Moim marzeniem jest:

Laptop

Krystian, 11 lat

Kategoria: dostać

Oddział: Warszawa

Status marzenia: spełnione

Marzenie zostało spełnione dzięki pomocy

pierwsze spotkanie

2009-11-19


Do naszego marzyciela, 11-letniego Krystiana, wybraliśmy się na pierwszą wizytę do domu w Wesołej.Niełatwo było trafić,ale wreszcie się udało.Przywitała nas duża i wesoła gromadka - Krystian ma aż sześcioro rodzeństwa: małą siostrzyczkę i 5 braci,mieszkają z mamą.

Pierwszy kontakt z chłopcem nie był łatwy, Krystian jest dość nieśmiałym i małomównym dzieckiem.Aby przełamać pierwsze lody i nawiązać kontakt, podarowaliśmy chłopcu album o samochodach. Z zaciekawieniem oglądał kolejne strony, razem z braćmi. W międzyczasie mama Krystiana opowiadała nam o chorobie syna i o ciężkich warunkach bytu. Rzeczywiście, 8-osobowa rodzina mieszka w niewielkim domu, bardzo skromnie.

Próbowaliśmy dowiedzieć się od Krystiana jakie jest Jego największe marzenie,jednak okazało się, że to wcale nie takie łatwe zadanie.Chłopiec był jeszcze onieśmielony i małomówny, na nasze pytania czy chciałby coś dostać, spotkać kogoś lub gdzieś wyjechać, kiwał tylko twierdząco głową.Niewiele mówił, ale chętnie brał za rękę, przytulał się, pokazywał swoje zwierzęta - psa Parysa i wielkiego kota.
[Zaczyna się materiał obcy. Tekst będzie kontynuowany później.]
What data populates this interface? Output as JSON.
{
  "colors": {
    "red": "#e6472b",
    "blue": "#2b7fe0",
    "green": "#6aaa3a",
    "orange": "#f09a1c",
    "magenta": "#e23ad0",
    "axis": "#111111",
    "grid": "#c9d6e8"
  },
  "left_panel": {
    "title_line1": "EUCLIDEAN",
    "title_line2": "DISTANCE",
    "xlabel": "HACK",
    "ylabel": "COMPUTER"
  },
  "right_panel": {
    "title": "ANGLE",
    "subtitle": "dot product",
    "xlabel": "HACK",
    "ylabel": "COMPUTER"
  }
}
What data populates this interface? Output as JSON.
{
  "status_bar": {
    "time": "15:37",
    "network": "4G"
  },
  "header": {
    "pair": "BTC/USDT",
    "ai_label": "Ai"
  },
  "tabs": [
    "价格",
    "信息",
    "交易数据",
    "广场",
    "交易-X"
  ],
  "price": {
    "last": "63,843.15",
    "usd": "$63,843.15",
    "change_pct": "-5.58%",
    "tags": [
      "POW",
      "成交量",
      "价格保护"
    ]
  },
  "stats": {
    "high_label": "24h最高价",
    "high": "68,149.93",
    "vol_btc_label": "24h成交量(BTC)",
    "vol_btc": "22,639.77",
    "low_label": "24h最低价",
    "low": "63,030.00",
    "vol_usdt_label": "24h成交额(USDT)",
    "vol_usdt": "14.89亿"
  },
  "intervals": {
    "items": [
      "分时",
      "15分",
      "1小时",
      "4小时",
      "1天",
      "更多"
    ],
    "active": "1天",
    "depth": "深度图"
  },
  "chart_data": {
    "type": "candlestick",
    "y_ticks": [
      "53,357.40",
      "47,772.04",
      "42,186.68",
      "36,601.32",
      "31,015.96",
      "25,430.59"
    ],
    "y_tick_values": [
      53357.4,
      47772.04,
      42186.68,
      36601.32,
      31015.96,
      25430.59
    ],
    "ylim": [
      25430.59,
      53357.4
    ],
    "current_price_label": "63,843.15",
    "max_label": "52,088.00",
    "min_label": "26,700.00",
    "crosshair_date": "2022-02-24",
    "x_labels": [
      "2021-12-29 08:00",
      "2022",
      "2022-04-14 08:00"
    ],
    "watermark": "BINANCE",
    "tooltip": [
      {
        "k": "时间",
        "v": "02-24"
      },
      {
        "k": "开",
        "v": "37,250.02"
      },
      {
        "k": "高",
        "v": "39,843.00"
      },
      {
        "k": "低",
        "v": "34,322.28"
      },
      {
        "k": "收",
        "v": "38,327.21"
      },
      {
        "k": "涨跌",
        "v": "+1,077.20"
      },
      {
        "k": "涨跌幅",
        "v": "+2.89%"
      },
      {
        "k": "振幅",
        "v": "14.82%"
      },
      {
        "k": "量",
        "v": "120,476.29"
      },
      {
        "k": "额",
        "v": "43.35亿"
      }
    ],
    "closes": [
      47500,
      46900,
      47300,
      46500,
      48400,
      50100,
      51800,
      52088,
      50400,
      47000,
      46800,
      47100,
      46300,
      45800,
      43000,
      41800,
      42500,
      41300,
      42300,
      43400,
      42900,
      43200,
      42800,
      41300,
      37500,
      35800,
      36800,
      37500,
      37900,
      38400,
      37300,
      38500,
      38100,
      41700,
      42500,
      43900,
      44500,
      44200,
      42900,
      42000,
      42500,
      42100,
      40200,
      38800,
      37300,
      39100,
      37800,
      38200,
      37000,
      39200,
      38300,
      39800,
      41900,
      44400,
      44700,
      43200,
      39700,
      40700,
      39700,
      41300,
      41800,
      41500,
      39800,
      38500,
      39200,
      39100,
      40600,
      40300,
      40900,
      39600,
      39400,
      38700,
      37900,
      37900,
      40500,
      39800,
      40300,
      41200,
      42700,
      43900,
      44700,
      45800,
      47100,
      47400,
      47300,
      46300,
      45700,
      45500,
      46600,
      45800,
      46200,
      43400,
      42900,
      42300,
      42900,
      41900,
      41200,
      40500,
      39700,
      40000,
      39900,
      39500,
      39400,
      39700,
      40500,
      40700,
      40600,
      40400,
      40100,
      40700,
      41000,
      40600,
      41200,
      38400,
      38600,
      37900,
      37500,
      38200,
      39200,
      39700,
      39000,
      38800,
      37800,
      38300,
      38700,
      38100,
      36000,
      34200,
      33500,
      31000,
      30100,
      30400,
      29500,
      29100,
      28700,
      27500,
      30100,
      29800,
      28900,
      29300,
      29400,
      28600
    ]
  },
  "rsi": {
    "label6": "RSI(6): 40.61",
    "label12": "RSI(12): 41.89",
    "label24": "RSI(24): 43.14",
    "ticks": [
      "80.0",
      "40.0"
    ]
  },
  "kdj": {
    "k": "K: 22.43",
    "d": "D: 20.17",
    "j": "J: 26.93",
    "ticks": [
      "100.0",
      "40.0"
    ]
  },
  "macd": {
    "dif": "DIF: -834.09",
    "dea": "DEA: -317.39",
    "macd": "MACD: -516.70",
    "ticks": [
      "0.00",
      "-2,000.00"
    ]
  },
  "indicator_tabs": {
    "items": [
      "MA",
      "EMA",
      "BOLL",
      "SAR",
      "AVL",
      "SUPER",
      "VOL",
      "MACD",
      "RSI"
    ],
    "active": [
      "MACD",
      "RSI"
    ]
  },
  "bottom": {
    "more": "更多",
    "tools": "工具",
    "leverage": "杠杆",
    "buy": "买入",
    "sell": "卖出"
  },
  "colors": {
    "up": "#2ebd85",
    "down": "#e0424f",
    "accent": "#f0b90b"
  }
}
Z wyrażeniem życzeń nie miały problemu pozostałe dzieci, ale cierpliwie czekamy na odpowiedź Krystiana.

Mamy nadzieję, że przy kolejnym spotkaniu dowiemy się o czym skrycie marzy chłopiec..
 

spełnienie marzenia

2010-02-26

Postanowiliśmy, że spełnienie marzenia Krystiana (laptop) będzie niespodzianką i chyba udało się nam zaskoczyć naszego Marzyciela :-) Poprosiliśmy Panią Zosię, mamę Krystiana, o zachowanie w tajemnicy naszej wizyty. Kiedy przyjechaliśmy do domu, od razu otoczyła nas jak zwykle głośna gromadka - rodzeństwo Krystiana. Nasz Marzyciel siedział spokojnie na łóżku. Podarowaliśmy Krystianowi wielką paczkę, ale chłopiec długo nie mógł uwierzyć, że w środku naprawdę coś jest, a zwłaszcza że może to być laptop. Jego własny nowy laptop.. Przez chwilę nawet denerwował się wciąż nie dowierzając, że naprawdę dostał komputer. Na szczęście szybko przekonał się, że to nie żart :-) wraz z laptopem podarowaliśmy także kilka gier: wyścigi samochodowe, piłka nożna, przygodowe. Krystian bardzo się ucieszył i nie mógł doczekać się, aż wreszcie zacznie grać. Gdy tylko usiadł przed komputerem, wszystko inne przestało istnieć.. – gra wciągnęła Go całkowicie :-) na tyle, że nie interesowała Go już sesja zdjęciowa.. w przeciwieństwie do Jego rodzeństwa – co widać na zdjęciach :-) 


Mamy nadzieję, że sprawiliśmy Krystianowi wielką frajdę!